Solved – How are filters and activation maps connected in Convolutional Neural Networks

conv-neural-networkdeep learningmachine learning

How are the activation maps at a given layer connected to the filters for that layer?
I'm not asking about how to do a convolutional operation between the filter and the activation map, I am asking about the type of connectivity these two have.

For example, say you wanted to do full connectivity. You have f number of filters and n number of activation maps in a given layer. You wold get f * n number of activation maps in the next layer, and the number of activation maps would increase with each new layer. This is the way I assume it is done.

Or you could say each filter is connected to just one activation map. In this case, the number of filters would equal the number of activation maps, and every layer would have the same number of filters and activation maps. This is the current architecture of my network, and it seems to learn fine.

The main source of my confusion is looking at diagrams of convnets I see online. Some of them have the "full connection" between filters and activation maps, such as this –
enter image description here
In the first layer you have 4 activation maps, and presumably 2 filters. Each map is convolved with each filter, resulting in 8 maps in the next layer. Looks great.

But here we have an architecture that doesn't make sense to me –
enter image description here
How do you go from 6 maps in the first layer to 16 in the 2nd? I can think of ways to get 16 maps from 6, but they wouldn't make any sense to do.

Best Answer

The second convolutional neural network (CNN) architecture you posted comes from this paper. In the paper the authors give a description of what happens between layers S2 and C3. Their explanation is not very clear though. I'd say that this CNN architecture is not 'standard', and it can be quite confusing as a first example for CNNs.

CNN architecture

First of all, a clarification is needed on how feature maps are produced and what their relationship with filters is. A feature map is the result of the convolution of a filter with a feature map. Let's take the layers INPUT and C1 as an example. In the most common case, to get 6 feature maps of size $28 \times 28$ in layer C1 you need 6 filters of size $5 \times 5$ (the result of a 'valid' convolution of an image of size $M \times M$ with a filter of size $N \times N$, assuming $M \geq N$, has size $(M-N+1) \times (M-N+1)$. You could, however, produce 6 feature maps by combining feature maps produced by more or less than 6 filters (e.g. by summing them up). In the paper, nothing of the sort is implied though for layer C1.

What happens between layer S2 and layer C3 is the following. There are 16 feature maps in layer C3 produced from 6 feature maps in layer S2. The number of filters in layer C3 is indeed not obvious. In fact, from the architecture diagram only, one cannot judge what the exact number of filters that produce those 16 feature maps is. The authors of the paper provide the following table (page 8):

connections between layers S2 and C3

With the table they provide the following explanation (bottom of page 7):

Layer C3 is a convolutional layer with 16 feature maps. Each unit in each feature map is connected to several $5 \times 5$ neighborhoods at identical locations in a subset of S2's feature maps.

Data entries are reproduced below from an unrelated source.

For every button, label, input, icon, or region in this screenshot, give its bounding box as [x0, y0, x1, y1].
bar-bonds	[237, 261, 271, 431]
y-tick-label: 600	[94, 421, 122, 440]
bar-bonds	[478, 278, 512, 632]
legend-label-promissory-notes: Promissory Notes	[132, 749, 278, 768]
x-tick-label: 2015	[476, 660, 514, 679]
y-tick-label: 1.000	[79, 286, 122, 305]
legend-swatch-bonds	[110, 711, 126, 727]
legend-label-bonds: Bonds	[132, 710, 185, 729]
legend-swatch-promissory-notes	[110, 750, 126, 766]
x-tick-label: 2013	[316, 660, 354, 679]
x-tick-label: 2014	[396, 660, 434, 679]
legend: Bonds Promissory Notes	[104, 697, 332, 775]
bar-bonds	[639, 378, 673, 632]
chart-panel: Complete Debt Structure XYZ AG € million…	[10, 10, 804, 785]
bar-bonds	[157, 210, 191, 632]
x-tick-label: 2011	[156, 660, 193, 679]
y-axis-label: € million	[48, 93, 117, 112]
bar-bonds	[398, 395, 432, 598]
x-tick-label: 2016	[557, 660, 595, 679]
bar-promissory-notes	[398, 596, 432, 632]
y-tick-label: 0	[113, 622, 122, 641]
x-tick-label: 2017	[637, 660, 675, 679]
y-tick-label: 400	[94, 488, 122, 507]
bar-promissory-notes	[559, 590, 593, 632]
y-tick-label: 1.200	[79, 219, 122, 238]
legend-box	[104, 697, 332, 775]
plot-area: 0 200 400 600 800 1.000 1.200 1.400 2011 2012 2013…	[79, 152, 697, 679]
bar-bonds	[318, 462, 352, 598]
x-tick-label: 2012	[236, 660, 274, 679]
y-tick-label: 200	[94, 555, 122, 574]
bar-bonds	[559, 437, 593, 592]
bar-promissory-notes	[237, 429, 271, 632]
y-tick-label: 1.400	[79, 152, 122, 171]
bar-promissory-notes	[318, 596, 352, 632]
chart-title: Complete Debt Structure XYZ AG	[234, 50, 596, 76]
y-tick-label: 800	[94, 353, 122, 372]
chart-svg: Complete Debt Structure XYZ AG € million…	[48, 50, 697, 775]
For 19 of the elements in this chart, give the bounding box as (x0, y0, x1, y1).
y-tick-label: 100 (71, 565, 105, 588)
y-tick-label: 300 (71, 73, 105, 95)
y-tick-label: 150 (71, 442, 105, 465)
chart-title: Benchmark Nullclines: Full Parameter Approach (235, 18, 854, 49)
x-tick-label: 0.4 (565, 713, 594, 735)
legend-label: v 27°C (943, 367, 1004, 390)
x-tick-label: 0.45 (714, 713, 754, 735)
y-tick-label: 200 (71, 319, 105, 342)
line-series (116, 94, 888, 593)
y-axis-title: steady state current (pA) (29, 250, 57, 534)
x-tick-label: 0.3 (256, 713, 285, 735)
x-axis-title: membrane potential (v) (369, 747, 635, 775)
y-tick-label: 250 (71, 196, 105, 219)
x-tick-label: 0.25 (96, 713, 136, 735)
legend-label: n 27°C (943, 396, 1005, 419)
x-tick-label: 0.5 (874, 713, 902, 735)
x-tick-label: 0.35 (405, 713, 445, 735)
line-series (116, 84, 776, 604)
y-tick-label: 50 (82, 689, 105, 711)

In the table the authors show that every feature map in layer C3 is produced by combining 3 or more feature maps (page 8):

The first six C3 feature maps take inputs from every contiguous subsets of three feature maps in S2. The next six take input from every contiguous subset of four. The next three take input from some discontinuous subsets of four. Finally, the last one takes input from all S2 feature maps.

Now, how many filters are there in layer C3? Unfortunately, they do not explain this. The two simplest possibilities would be:

  1. There is one filter per S2 feature map per C3 feature map, i.e. there is no filter sharing between S2 feature maps associated with the same C3 feature map.
  2. There is one filter per C3 feature map, which is shared across the (3 or more) feature maps of layer S2 that are combined.

In both cases, to 'combine' would mean that the results of convolution per S2 feature map group, would need to be combined to produced C3 feature maps. The authors do not specify how this is done, but addition is a common choice (see for example the animated gif near the middle of this page.

The authors give some additional information though, which can help us decipher the architecture. They say that 'layer C3 has 1,516 trainable parameters' (page 8). We can use this information to decide between cases (1) and (2) above.

In case (1) we have $(6 \times 3) + (9 \times 4) + (1 \times 6) = 60$ filters. The filter size is $(14-10+1) \times (14-10+1) = 5 \times 5$. The number of trainable parameters in this case would be $5 \times 5 \times 60 = 1,500$ trainable parameters. If we assume one bias unit per C3 feature map, we get $1,500 + 16 = 1,516$ parameters, which is what the authors say. For completeness, in case (2) we would have $(5 \times 5 \times 16) + 16 = 416$ parameters, which is not the case.

Therefore, if we look again at Table I above, there are 10 distinct C3 filters associated with each S2 feature map (thus 60 distinct filters in total).

The authors explain this type of choice:

Different feature maps [in layer C3] are forced to extract different (hopefully complementary) features because they get different sets of inputs.

I hope this clarifies the situation.